Nihmie 57 days ago [-]

To be pedantic about this complexity estimate for the 4 x 4 case, both of them reduce to a O(1). If N == 4, it's a constant, so we have O(4^2.778) == O(4^2.8074) == O(1).

Talking about scaling for a problem that has no scaling factor is a bit odd.

est31 57 days ago [-]

Yeah the paper uses O notation for complexity, but never when N is constant. For constant N and M, the paper uses the number of scalar multiplication operations performed as complexity measure. According to Figure 3, their algorithm has decreased the best known value from 49 to 47 for 4x4 matrices, and from 98 to 96 for 5x5 matrices (as well as some further state of the art improvements).

vlovich123 57 days ago [-]

If you have to process many such matrices, you’re not at O(1). I would imagine that’s what the O is referring to in this case.

cochne 57 days ago [-]

If you look at it that way then any algorithm is just o(n) where n is the number of matrices. O does not care about constant factors

This is for matrix multiplication where elements are themselves 4x4 matrices. So yes, indeed this is about multiplying many many 4x4 matrices where N is the size of the outer matrix.

throwawaymaths 57 days ago [-]

To be pedantic, paper is very clear that O is calculated after decomposing arbitrarily large matrices to 4x4s.

skybrian 57 days ago [-]

Isn’t multiplying two 4x4 matrices a finite problem? What does big O complexity mean in that case?

adgjlsfhk1 57 days ago [-]

any fixed size multiplication algorithm has a corresponding general algorithm where you recursively divide a matrix into blocks and treat each block as an element. for any nxn algorithm that takes k multiplications, this yields a general algorithm with runtime n^log_n(k)

Rioghasarig 57 days ago [-]

My understanding of this situation is that they found a way to multiply 4x4 matrices that requires fewer multiplications than Strassen's . This implies that that can generalize to a way to multiply n x n matrices with a better theoretical complexity than Strassen's algorithm.

dgacmu 57 days ago [-]

In Z_2 - modular matrix multiplication, not conventional matrix multiplication. And in this case, modular over what I assume is GF(2), i.e., single bits.

aaaaaaaaaaab 57 days ago [-]

Modular multiplication over GF(2)… also known as AND?

chabons 57 days ago [-]

Maybe I'm mis-reading the paper, but my interpretation was that the algorithm discovered using a reward which scales with HW performance matches the theoretical complexity of Strassen, but is more performant on the HW.

They also identified algorithms which do fewer matrix multiplications than Strassen, improving the lower bound of matrix multiplies required (They highlight this in Fig 3).

In that light, I thought their claim was fair. They've discovered (different) algorithms which are both theoretically and practically better than Strassen's.

57 days ago [-]

dekhn 57 days ago [-]

That's the DeepMind modus operandi- and why they publish in Nature. It's in their best interest to claim as much covered ground as possible so they can keep working towards their end-goal. But most people who read Nature already know that results in that journal are overhyped. You just have to apply a specific prior/translator when you read their papers.

noobermin 57 days ago [-]

This really is a depressingly true sentiment. Nature is both the most important publication but so often, the big shots publish overhyped stuff there that doesn't deserve it but get away with it since they are bigshots. Underscore here for another piece of evidence of the dysfunction in science.

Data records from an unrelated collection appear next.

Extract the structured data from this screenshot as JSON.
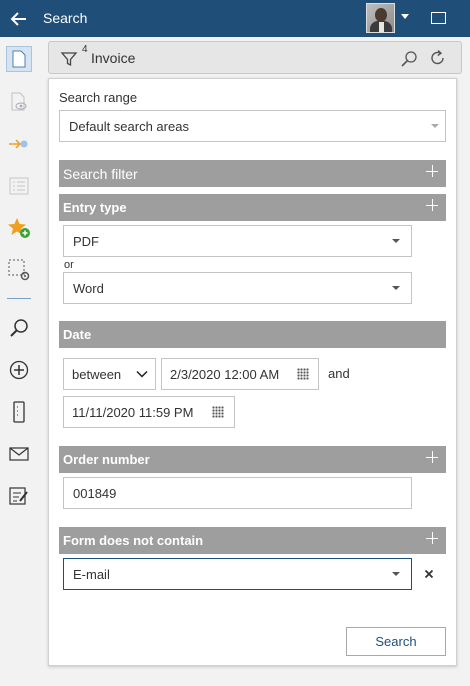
{
  "titlebar": {
    "title": "Search",
    "bg": "#1f4e79"
  },
  "sidebar": {
    "items": [
      {
        "name": "new-document-icon",
        "active": true
      },
      {
        "name": "view-document-icon"
      },
      {
        "name": "pin-arrow-icon"
      },
      {
        "name": "list-icon"
      },
      {
        "name": "add-favorite-icon"
      },
      {
        "name": "selection-settings-icon"
      },
      {
        "name": "search-icon"
      },
      {
        "name": "add-circle-icon"
      },
      {
        "name": "mobile-device-icon"
      },
      {
        "name": "mail-icon"
      },
      {
        "name": "edit-form-icon"
      }
    ]
  },
  "searchbar": {
    "filter_count": "4",
    "term": "Invoice"
  },
  "search_range": {
    "label": "Search range",
    "value": "Default search areas"
  },
  "sections": {
    "search_filter": "Search filter",
    "entry_type": "Entry type",
    "date": "Date",
    "order_number": "Order number",
    "form_not_contain": "Form does not contain"
  },
  "entry_type": {
    "first": "PDF",
    "or_label": "or",
    "second": "Word"
  },
  "date": {
    "operator": "between",
    "from": "2/3/2020 12:00 AM",
    "and_label": "and",
    "to": "11/11/2020 11:59 PM"
  },
  "order_number": {
    "value": "001849"
  },
  "form_not_contain": {
    "value": "E-mail"
  },
  "actions": {
    "search_label": "Search"
  },
  "colors": {
    "accent": "#1f4e79",
    "section_header": "#9e9e9e",
    "star": "#f0a020",
    "add_green": "#3aa335"
  }
}
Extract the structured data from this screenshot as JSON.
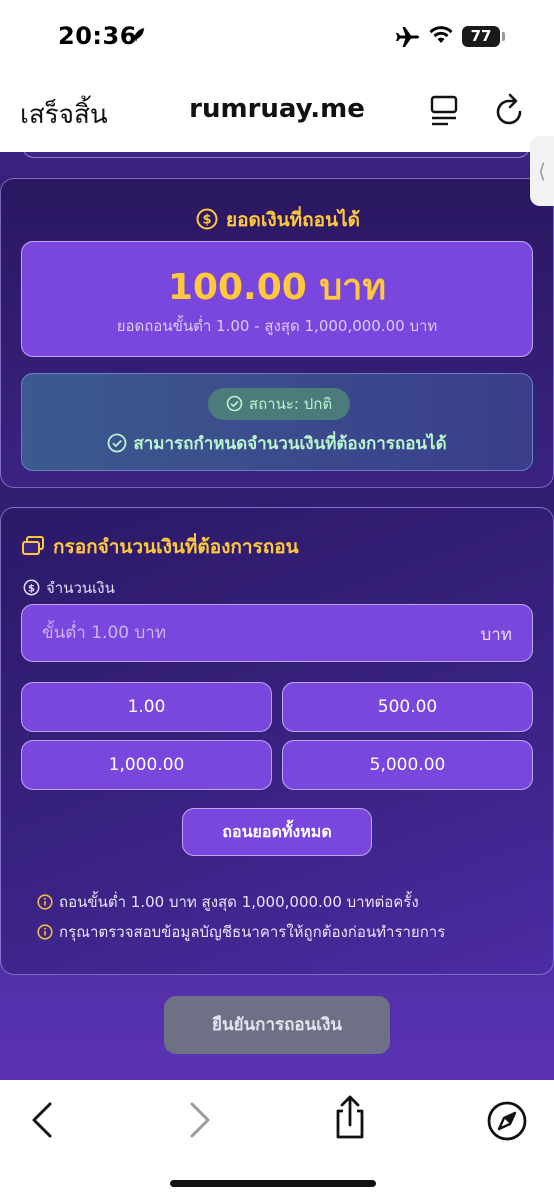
{
  "status_bar": {
    "time": "20:36",
    "battery": "77"
  },
  "browser": {
    "done_label": "เสร็จสิ้น",
    "url": "rumruay.me"
  },
  "balance_card": {
    "title": "ยอดเงินที่ถอนได้",
    "amount": "100.00 บาท",
    "range": "ยอดถอนขั้นต่ำ 1.00 - สูงสุด 1,000,000.00 บาท",
    "status_pill": "สถานะ: ปกติ",
    "status_message": "สามารถกำหนดจำนวนเงินที่ต้องการถอนได้"
  },
  "withdraw_form": {
    "title": "กรอกจำนวนเงินที่ต้องการถอน",
    "field_label": "จำนวนเงิน",
    "placeholder": "ขั้นต่ำ 1.00 บาท",
    "unit": "บาท",
    "quick_amounts": [
      "1.00",
      "500.00",
      "1,000.00",
      "5,000.00"
    ],
    "withdraw_all": "ถอนยอดทั้งหมด",
    "notes": [
      "ถอนขั้นต่ำ 1.00 บาท สูงสุด 1,000,000.00 บาทต่อครั้ง",
      "กรุณาตรวจสอบข้อมูลบัญชีธนาคารให้ถูกต้องก่อนทำรายการ"
    ]
  },
  "confirm_button": "ยืนยันการถอนเงิน",
  "side_tab": "⟨",
  "colors": {
    "accent_gold": "#ffc83d",
    "panel_purple": "#7a47de",
    "status_green": "#b9f5cf"
  }
}
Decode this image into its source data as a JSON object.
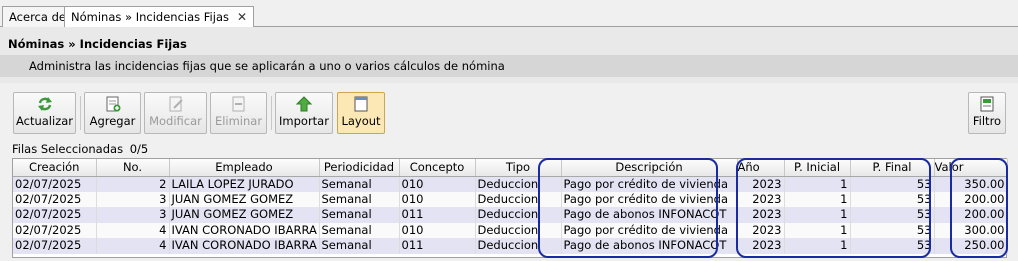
{
  "tabs": [
    {
      "label": "Acerca de"
    },
    {
      "label": "Nóminas » Incidencias Fijas",
      "close": "✕"
    }
  ],
  "header": {
    "title": "Nóminas » Incidencias Fijas",
    "description": "Administra las incidencias fijas que se aplicarán a uno o varios cálculos de nómina"
  },
  "toolbar": {
    "actualizar": "Actualizar",
    "agregar": "Agregar",
    "modificar": "Modificar",
    "eliminar": "Eliminar",
    "importar": "Importar",
    "layout": "Layout",
    "filtro": "Filtro"
  },
  "grid": {
    "selected_label": "Filas Seleccionadas",
    "selected_count": "0/5",
    "columns": [
      "Creación",
      "No.",
      "Empleado",
      "Periodicidad",
      "Concepto",
      "Tipo",
      "Descripción",
      "Año",
      "P. Inicial",
      "P. Final",
      "Valor"
    ],
    "rows": [
      [
        "02/07/2025",
        "2",
        "LAILA LOPEZ JURADO",
        "Semanal",
        "010",
        "Deduccion",
        "Pago por crédito de vivienda",
        "2023",
        "1",
        "53",
        "350.00"
      ],
      [
        "02/07/2025",
        "3",
        "JUAN GOMEZ GOMEZ",
        "Semanal",
        "010",
        "Deduccion",
        "Pago por crédito de vivienda",
        "2023",
        "1",
        "53",
        "200.00"
      ],
      [
        "02/07/2025",
        "3",
        "JUAN GOMEZ GOMEZ",
        "Semanal",
        "011",
        "Deduccion",
        "Pago de abonos INFONACOT",
        "2023",
        "1",
        "53",
        "200.00"
      ],
      [
        "02/07/2025",
        "4",
        "IVAN CORONADO IBARRA",
        "Semanal",
        "010",
        "Deduccion",
        "Pago por crédito de vivienda",
        "2023",
        "1",
        "53",
        "300.00"
      ],
      [
        "02/07/2025",
        "4",
        "IVAN CORONADO IBARRA",
        "Semanal",
        "011",
        "Deduccion",
        "Pago de abonos INFONACOT",
        "2023",
        "1",
        "53",
        "250.00"
      ]
    ]
  },
  "colors": {
    "highlight_ring": "#1a2aa0",
    "row_alt": "#e3e3f3",
    "layout_pressed": "#fbe8b4"
  }
}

brutusborn 57 days ago [-]

I don't doubt the sentiment is true, but hasn't this kind of science always been this way? By that I mean authors inflating the importance of their work; everyone wants to be seen as having the biggest breakthroughs.

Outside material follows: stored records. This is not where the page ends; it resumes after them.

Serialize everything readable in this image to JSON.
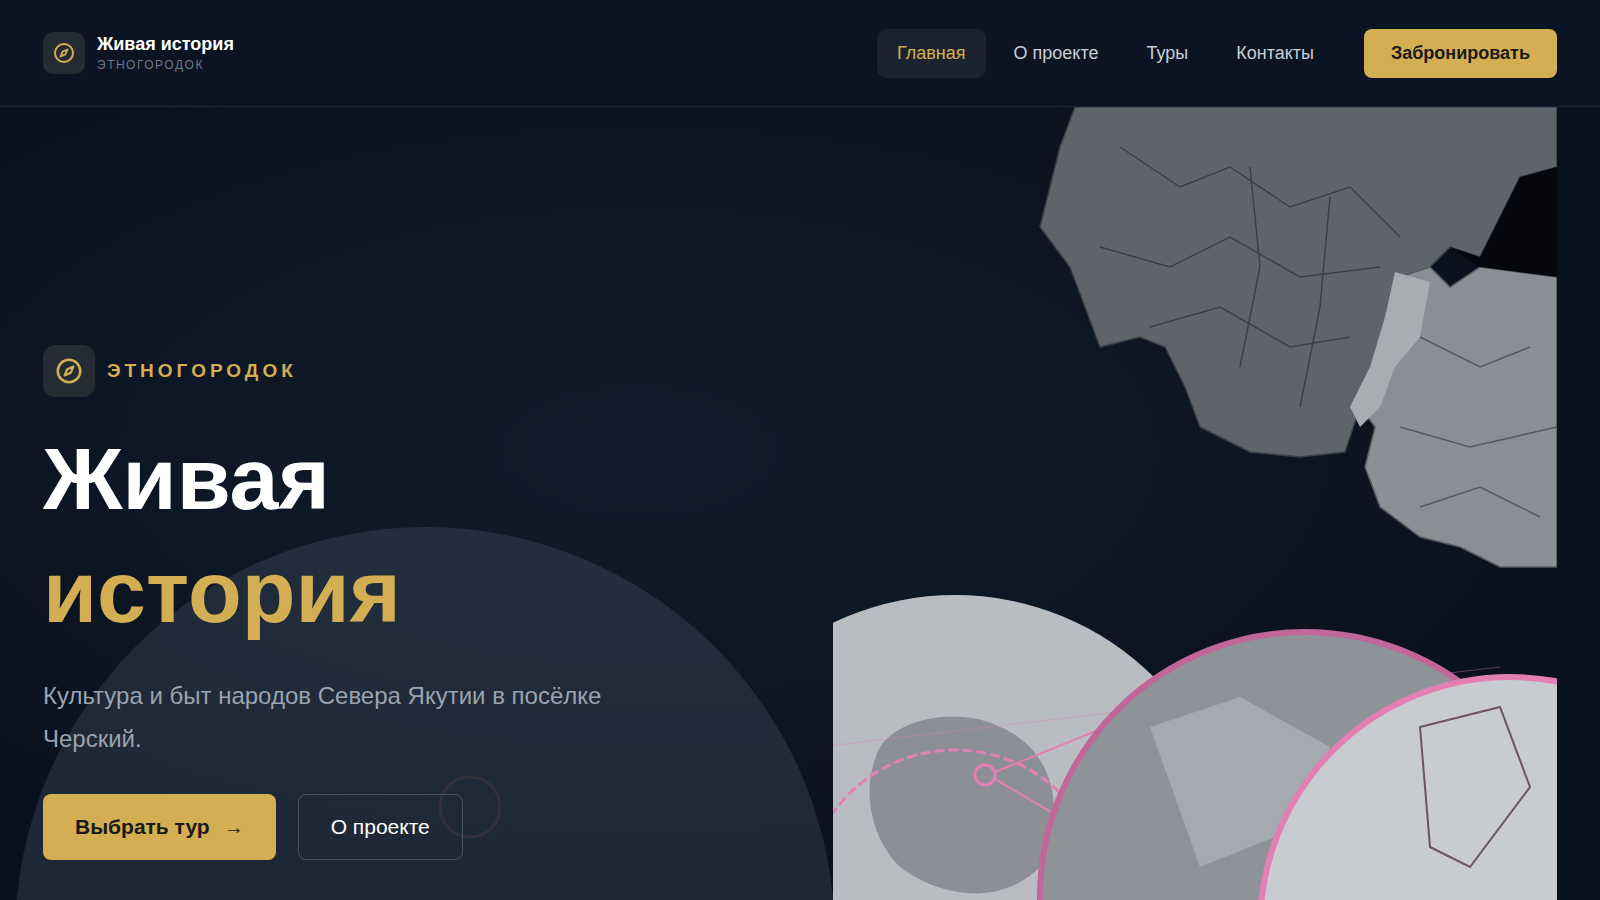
{
  "header": {
    "brand": {
      "title": "Живая история",
      "subtitle": "ЭТНОГОРОДОК"
    },
    "nav": [
      {
        "label": "Главная",
        "selected": true
      },
      {
        "label": "О проекте",
        "selected": false
      },
      {
        "label": "Туры",
        "selected": false
      },
      {
        "label": "Контакты",
        "selected": false
      }
    ],
    "book_button": "Забронировать"
  },
  "hero": {
    "badge": "ЭТНОГОРОДОК",
    "title": [
      "Живая",
      "история"
    ],
    "subtitle": "Культура и быт народов Севера Якутии в посёлке Черский.",
    "buttons": [
      {
        "label": "Выбрать тур",
        "icon": "→",
        "kind": "primary"
      },
      {
        "label": "О проекте",
        "kind": "secondary"
      }
    ]
  }
}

When I think of dysfunction in 'science' I usually think of unfalsifiable hypothesis, the repeatability crisis in Psychology, p-hacking in Medicine, misuse of statistical methods in Economics and other epistemic issues, but I don't think of exaggerations like this.

dekhn 57 days ago [-]

Scientists have long been self-promoters who desire that their theories become the dominant ones and they use many techniques to achieve this.

However, the trend towards maximizing the predicted outcomes of your research really took off during the human genomics project.

YorkshireSeason 57 days ago [-]

I would imagine that it's the metrics universities and funding agencies apply in promotion decisions. For example, my (well-known) university decided to measure impact, and takes "Twitter engagement" as one proxy metric for impact -- against my explicit recommendations. I'll leave the consequences to everybody's imagination.

dekhn 57 days ago [-]

Yes. In fact many scientists post to twitter but don't look at the replies (Emily Bender is an example) or even block you if you disagree with them. That's not engagement and I wonder what the dean would do about a promotion where the scientist just sort of blathered on twitter and had lots of followers, but wasn't actually providing any real scientific value (again, Emily Bender is an example).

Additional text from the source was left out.